Despite these troubling figures, OnPoint boasted in its report that it had increased the volume of visits and frequency of use, calling the trend “successful,” the NY Post noted.

The NY Post reported that visitors primarily smoke crack — more than 56,000 times over two years — followed by nearly 49,000 heroin injections. Users also snorted cocaine more than 30,000 times, while speedballs — a dangerous heroin-cocaine mix — accounted for almost 20,000 injections.

Speedball use skyrocketed at the Washington Heights location, jumping from 19% to a startling 44% year-over-year, according to figures highlighted by the NY Post.

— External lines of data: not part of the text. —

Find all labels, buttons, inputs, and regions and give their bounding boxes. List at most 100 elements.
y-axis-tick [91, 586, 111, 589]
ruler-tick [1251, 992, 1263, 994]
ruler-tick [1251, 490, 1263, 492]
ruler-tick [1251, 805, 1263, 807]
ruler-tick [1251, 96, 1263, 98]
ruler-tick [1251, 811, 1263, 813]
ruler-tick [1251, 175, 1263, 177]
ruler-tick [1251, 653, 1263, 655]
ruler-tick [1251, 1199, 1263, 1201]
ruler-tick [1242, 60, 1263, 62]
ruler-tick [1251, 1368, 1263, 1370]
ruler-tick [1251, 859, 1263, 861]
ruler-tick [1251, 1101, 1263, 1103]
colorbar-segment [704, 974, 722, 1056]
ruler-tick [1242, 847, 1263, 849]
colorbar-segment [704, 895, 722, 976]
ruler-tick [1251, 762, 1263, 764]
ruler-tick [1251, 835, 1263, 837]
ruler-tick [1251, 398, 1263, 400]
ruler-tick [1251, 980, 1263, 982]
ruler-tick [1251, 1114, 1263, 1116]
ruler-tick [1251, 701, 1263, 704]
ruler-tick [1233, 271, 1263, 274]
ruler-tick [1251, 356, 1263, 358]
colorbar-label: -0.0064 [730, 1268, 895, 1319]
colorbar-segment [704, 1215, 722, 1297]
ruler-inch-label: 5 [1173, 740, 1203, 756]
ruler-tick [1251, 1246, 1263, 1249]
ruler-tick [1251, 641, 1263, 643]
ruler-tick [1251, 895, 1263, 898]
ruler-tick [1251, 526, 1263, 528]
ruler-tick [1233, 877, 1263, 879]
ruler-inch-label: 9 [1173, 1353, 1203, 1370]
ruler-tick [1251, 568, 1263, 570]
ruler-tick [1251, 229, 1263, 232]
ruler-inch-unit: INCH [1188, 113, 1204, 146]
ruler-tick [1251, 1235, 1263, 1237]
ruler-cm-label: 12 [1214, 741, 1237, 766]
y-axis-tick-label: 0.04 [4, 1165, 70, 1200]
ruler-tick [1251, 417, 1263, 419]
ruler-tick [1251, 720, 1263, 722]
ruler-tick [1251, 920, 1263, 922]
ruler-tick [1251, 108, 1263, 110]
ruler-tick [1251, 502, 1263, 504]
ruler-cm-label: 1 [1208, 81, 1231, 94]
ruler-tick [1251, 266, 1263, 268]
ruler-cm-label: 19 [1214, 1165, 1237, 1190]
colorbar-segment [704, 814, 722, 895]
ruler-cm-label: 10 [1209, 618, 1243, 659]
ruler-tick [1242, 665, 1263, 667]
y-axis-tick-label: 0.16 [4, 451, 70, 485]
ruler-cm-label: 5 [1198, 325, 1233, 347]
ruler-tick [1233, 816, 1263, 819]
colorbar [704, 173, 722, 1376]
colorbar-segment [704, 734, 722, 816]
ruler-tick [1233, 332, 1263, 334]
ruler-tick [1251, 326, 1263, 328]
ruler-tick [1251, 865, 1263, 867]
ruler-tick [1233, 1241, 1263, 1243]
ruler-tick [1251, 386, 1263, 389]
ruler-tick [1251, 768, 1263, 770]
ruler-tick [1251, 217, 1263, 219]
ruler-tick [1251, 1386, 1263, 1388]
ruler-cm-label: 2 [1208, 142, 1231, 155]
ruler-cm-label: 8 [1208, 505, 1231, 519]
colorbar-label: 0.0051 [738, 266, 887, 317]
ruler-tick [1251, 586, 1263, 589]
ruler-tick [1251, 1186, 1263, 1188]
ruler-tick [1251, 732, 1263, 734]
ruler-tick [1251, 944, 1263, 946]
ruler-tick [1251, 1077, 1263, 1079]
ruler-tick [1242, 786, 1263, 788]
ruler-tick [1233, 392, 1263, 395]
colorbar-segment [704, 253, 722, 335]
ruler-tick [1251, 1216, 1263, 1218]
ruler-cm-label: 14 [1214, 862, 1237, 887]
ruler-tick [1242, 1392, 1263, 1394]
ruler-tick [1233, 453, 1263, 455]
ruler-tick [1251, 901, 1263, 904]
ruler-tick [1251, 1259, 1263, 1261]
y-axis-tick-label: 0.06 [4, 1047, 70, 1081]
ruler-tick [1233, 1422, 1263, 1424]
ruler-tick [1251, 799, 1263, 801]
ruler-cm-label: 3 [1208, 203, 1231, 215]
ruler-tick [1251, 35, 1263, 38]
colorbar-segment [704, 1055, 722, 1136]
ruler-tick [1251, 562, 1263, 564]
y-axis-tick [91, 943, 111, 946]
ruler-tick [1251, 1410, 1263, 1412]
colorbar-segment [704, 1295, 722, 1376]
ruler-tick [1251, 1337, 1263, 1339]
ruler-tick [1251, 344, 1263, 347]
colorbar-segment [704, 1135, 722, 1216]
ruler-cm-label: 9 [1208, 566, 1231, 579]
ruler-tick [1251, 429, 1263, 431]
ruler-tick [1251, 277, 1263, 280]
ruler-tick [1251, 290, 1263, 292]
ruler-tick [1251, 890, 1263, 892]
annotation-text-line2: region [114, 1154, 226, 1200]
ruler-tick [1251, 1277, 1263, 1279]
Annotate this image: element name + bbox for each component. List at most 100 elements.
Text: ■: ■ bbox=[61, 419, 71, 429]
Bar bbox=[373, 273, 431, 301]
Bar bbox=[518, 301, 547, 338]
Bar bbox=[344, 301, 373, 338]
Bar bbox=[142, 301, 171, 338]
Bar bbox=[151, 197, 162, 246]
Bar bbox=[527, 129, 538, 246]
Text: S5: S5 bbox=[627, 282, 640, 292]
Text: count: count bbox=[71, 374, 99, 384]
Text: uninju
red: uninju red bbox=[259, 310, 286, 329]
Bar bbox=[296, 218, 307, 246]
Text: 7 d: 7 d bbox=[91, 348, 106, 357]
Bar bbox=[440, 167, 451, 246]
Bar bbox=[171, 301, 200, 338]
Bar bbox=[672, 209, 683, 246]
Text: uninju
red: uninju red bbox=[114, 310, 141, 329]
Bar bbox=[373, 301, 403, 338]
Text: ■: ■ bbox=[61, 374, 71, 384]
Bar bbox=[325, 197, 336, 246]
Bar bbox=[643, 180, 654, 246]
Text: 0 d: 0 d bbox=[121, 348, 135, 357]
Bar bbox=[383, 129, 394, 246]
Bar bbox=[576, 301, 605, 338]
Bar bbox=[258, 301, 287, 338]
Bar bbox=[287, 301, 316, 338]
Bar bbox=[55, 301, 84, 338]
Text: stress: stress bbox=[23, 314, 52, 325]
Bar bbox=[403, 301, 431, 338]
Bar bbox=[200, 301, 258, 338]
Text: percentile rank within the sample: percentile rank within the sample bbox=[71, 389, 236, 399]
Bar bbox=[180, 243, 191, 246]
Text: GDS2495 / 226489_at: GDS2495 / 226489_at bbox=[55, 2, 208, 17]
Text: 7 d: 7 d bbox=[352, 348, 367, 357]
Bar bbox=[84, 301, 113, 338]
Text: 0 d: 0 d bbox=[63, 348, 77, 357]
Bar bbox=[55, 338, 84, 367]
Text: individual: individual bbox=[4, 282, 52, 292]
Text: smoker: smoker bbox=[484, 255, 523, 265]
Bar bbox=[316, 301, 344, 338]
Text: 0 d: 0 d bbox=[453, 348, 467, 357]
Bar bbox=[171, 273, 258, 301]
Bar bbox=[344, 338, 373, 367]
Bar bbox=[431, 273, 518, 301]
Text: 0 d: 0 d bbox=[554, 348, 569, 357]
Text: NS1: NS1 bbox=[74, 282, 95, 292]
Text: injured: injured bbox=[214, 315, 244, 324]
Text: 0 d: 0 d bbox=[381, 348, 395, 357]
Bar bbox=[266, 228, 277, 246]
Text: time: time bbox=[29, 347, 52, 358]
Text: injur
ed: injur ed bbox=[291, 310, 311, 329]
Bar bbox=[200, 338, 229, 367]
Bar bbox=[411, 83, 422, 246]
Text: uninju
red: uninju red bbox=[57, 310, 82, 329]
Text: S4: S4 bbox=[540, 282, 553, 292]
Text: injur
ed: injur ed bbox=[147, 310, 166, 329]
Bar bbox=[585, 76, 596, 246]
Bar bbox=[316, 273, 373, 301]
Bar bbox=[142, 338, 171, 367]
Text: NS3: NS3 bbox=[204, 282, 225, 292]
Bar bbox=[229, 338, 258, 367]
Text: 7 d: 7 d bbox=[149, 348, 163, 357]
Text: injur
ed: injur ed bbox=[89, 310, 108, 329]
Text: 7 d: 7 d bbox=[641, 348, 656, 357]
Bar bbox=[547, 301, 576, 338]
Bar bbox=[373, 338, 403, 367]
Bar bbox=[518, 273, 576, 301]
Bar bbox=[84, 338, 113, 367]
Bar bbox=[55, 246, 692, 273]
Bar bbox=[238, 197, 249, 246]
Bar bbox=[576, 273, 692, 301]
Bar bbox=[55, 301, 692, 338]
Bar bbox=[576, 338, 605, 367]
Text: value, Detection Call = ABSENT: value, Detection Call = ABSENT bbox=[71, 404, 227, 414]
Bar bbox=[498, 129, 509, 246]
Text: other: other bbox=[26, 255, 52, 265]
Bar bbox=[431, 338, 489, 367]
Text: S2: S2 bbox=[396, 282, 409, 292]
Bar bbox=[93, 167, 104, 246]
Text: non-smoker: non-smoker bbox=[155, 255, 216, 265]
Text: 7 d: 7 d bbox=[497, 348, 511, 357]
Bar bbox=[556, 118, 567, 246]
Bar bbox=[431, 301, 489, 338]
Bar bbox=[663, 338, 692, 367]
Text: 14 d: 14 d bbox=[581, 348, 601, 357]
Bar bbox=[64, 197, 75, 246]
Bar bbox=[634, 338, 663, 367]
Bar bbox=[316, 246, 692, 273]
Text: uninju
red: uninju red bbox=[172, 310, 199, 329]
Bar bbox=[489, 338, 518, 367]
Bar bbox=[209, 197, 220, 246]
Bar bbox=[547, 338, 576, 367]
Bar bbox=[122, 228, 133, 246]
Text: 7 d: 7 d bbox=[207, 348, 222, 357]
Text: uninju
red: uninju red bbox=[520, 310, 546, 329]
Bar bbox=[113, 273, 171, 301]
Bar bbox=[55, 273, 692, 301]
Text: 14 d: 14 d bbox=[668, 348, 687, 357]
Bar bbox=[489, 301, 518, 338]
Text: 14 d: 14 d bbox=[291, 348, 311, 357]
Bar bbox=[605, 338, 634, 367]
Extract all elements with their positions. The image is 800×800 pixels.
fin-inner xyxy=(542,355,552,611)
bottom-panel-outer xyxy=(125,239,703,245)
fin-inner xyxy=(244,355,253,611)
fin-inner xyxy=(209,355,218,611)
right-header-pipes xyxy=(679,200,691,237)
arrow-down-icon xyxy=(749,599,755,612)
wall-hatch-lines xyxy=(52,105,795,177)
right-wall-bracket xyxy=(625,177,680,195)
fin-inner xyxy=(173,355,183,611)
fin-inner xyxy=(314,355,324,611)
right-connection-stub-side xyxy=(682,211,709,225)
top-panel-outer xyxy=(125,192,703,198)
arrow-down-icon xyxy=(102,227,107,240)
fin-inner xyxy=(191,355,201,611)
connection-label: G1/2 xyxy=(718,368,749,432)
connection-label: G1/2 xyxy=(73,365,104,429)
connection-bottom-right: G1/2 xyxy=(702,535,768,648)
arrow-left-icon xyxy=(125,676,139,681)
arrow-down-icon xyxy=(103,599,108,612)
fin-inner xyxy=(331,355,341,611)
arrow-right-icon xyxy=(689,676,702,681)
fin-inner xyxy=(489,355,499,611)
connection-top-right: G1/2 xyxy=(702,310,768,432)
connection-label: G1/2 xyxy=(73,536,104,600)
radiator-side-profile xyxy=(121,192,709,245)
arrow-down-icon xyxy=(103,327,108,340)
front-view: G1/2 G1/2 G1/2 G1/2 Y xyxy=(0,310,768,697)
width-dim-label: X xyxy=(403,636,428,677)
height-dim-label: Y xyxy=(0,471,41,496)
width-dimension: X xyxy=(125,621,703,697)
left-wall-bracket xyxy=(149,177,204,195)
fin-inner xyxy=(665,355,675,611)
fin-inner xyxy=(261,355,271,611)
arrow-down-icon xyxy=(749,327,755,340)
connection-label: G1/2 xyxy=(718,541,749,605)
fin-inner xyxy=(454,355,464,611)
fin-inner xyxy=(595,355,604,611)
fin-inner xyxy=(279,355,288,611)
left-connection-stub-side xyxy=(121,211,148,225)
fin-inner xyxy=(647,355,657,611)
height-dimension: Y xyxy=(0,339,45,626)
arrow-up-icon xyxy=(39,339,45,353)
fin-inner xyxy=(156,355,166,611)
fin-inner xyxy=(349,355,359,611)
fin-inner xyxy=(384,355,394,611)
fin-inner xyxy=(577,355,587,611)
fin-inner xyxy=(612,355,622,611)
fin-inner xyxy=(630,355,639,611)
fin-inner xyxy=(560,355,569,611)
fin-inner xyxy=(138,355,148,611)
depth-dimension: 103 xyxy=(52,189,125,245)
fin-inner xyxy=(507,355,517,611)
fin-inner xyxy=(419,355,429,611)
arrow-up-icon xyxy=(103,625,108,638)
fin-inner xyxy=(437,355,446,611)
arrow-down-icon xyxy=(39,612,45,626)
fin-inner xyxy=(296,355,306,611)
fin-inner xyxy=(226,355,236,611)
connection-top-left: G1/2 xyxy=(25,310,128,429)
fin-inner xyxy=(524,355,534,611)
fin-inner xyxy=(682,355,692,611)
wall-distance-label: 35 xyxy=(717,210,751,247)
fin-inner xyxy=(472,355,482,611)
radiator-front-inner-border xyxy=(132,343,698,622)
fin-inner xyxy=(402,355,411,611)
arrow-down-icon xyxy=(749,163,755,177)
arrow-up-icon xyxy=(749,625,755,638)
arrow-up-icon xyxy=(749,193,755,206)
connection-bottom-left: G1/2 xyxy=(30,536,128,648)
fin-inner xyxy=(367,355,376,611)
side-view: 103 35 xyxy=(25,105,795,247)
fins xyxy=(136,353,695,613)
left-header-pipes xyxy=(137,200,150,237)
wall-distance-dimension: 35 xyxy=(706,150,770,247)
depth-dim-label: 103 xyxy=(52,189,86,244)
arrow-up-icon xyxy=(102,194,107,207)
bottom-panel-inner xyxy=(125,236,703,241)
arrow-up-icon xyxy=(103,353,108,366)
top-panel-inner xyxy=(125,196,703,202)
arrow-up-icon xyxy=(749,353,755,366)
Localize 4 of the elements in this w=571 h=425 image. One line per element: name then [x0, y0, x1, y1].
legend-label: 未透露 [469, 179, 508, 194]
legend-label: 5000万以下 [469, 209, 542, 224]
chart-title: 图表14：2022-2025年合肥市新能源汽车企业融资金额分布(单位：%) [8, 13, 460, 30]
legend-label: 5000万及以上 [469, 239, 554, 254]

Critics argue these centers simply enable drug dependency while masking the real toll.

“It’s something that does not work — scaled up,” said Manhattan Institute policy expert Charles Lehman, who told the NY Post the city refuses to measure outcomes because “the outcomes will not look good.”

OnPoint claims 14% of participants received some form of buprenorphine-related service, but the NY Post reported the vague statistic doesn’t specify how many actually entered addiction treatment. Lehman scoffed that it could simply mean someone “was handed a brochure.”

Neighborhoods Say the Streets Became Open-Air Drug Corridors

Residents living near the Harlem site told the NY Post that drug use, prostitution, and dealing have spilled into the surrounding blocks, with users often passed out on sidewalks during the day. Many say the centers have created mini–Kensington-style zones rather than removing drug use from public view.

The NY Post reported OnPoint received more than $15.9 million in public funds in 2024 — overwhelmingly taxpayer money — up from $6.5 million during the first full year the sites operated. The organization’s total revenue last year was $17.4 million.